Show creator Jesse Armstrong said the new yorker earlier this year, there’s a promise in the title of Succession, which some took as a sign that the series’ central question will be answered.
Care believes the finale will leave many storylines unresolved and questions open to interpretation.
I love how they handle a lot off-camera, Care said of the show’s writers, who throughout the series have peppered essential backstories of the main characters in later scenes and passing conversations.
Just like in real life, you find out about things that happened when you weren’t there, Care said.
Conclusions to hit TV shows can be hit and miss. Walter White’s bloody 2013 ending to Breaking Bad, and Don Drapers’ more zen ending to 2015’s Mad Men, generally satisfied their finicky fans. The conclusion of Game of Thrones in 2019, the last big finish of an HBO show, generally hasn’t been. Endings are difficult to achieve and disappointment tends to be the norm, which the creators of Seinfeld and Lost can attest to.
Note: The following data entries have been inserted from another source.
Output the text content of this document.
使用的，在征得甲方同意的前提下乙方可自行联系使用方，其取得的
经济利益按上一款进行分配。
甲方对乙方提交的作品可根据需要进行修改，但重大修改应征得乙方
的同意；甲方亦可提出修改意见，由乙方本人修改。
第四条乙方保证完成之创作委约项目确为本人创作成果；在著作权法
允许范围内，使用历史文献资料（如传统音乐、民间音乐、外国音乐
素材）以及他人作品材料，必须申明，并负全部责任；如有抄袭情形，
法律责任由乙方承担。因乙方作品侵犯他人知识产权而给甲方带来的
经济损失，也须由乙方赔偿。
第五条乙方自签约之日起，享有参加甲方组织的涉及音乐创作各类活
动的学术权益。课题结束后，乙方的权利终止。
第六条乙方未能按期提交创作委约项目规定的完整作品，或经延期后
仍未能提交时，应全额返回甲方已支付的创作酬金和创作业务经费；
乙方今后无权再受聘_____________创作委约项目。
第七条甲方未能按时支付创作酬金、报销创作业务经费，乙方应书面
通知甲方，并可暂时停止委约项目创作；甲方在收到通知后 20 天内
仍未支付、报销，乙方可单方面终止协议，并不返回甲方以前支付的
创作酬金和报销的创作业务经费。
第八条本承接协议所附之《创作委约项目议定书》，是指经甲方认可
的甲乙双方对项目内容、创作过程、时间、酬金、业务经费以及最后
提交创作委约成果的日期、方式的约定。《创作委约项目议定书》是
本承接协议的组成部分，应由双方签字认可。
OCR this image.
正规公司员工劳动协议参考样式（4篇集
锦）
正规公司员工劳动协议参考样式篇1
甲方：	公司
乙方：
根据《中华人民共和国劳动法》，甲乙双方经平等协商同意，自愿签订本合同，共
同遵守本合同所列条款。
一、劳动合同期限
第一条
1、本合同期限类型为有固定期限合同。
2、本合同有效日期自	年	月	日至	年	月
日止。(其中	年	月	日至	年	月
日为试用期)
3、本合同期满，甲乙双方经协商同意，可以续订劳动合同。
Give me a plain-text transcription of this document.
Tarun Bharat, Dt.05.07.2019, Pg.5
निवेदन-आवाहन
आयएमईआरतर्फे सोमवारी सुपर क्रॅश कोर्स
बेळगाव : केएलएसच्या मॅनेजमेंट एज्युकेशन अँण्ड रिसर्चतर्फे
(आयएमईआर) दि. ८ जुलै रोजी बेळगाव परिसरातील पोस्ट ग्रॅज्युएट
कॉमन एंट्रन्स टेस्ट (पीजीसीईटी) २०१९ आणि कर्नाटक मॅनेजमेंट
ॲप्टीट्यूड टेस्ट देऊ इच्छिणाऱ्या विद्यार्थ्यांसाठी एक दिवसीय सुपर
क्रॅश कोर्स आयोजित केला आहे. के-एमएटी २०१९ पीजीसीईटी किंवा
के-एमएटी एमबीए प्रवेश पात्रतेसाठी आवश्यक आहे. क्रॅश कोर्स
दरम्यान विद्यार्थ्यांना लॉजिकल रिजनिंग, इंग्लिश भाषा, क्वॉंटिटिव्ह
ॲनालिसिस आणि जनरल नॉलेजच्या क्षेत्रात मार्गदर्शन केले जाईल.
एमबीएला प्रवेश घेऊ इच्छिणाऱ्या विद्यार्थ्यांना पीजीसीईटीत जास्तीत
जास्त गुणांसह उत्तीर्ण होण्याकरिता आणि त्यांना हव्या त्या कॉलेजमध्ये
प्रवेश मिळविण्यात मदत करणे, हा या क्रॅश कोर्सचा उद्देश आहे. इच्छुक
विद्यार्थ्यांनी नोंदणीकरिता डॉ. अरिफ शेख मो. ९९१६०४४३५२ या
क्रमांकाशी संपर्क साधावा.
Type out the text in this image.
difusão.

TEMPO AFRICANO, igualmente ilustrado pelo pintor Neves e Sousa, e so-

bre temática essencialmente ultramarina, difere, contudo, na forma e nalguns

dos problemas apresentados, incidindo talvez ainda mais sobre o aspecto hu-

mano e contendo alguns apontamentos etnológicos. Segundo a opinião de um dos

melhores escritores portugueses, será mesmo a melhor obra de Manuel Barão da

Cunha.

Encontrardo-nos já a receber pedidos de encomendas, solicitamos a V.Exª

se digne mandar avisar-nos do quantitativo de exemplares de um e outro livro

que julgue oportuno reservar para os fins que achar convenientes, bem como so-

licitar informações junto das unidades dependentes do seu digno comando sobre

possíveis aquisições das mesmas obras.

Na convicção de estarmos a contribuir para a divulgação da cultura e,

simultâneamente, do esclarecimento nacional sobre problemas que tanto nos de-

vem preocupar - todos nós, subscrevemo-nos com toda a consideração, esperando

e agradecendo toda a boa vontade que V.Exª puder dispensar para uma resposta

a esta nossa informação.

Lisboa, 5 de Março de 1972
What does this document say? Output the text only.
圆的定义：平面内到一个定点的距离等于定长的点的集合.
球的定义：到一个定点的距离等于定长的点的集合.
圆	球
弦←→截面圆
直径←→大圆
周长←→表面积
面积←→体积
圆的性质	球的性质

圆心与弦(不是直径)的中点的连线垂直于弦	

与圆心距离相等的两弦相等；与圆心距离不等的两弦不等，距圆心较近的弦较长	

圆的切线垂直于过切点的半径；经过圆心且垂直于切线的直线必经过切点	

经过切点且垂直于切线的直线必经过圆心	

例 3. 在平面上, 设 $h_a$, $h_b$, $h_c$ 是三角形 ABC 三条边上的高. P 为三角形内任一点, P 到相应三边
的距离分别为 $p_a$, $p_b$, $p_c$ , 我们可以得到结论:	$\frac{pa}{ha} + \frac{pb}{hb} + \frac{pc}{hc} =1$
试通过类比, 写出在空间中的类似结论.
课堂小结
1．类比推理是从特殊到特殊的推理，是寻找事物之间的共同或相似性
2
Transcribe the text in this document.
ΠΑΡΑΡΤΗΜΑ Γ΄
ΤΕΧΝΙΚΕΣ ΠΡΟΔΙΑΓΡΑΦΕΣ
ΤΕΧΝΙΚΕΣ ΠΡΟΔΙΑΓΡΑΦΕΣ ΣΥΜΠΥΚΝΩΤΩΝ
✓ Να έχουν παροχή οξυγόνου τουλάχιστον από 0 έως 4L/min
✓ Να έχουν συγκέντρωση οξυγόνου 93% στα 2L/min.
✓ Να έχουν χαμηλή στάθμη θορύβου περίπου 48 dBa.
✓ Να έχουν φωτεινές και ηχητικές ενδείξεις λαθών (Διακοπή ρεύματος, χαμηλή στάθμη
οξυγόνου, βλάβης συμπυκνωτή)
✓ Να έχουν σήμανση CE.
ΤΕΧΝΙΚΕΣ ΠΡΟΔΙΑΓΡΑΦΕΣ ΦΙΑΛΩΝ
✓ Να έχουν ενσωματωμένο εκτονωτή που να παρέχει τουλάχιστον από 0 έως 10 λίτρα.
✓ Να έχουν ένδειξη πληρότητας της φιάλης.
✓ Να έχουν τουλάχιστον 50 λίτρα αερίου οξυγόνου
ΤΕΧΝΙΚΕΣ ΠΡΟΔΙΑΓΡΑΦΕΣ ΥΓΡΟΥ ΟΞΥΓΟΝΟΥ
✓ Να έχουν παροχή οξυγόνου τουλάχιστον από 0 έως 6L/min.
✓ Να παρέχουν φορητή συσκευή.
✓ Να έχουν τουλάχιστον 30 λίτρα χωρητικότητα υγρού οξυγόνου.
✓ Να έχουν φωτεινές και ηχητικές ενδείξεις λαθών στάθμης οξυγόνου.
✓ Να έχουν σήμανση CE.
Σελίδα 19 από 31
HBO was able to increase the suspense ahead of Sunday’s Succession finale, in part by only airing one episode a week, a decision fans who grew up in the age of streaming may be too young to remember was once the standard for television series.
Suraj Nandy, a 20-year-old student from Bangalore, India, said he was counting the hours until Sunday’s final, which airs at 6:30 a.m. local time.
I will snuggle up, grab a blanket and some snacks and sit there in awe, Nandy said.
An economics student at the University of Western Ontario in Canada, Nandy said he was disappointed with the conclusion of Game of Thrones and also watched all of Breaking Bad, but considers Succession easily, by far, my favorite show. of the group.
As for his final plans, Nandy said he would join friends online for a virtual watch party. But it won’t stop there.
I will probably cry for a few days and then watch it again, Nandy said. I would like to relive the whole thing in one sitting.
AP entertainment writer Andrew Dalton contributed from Los Angeles.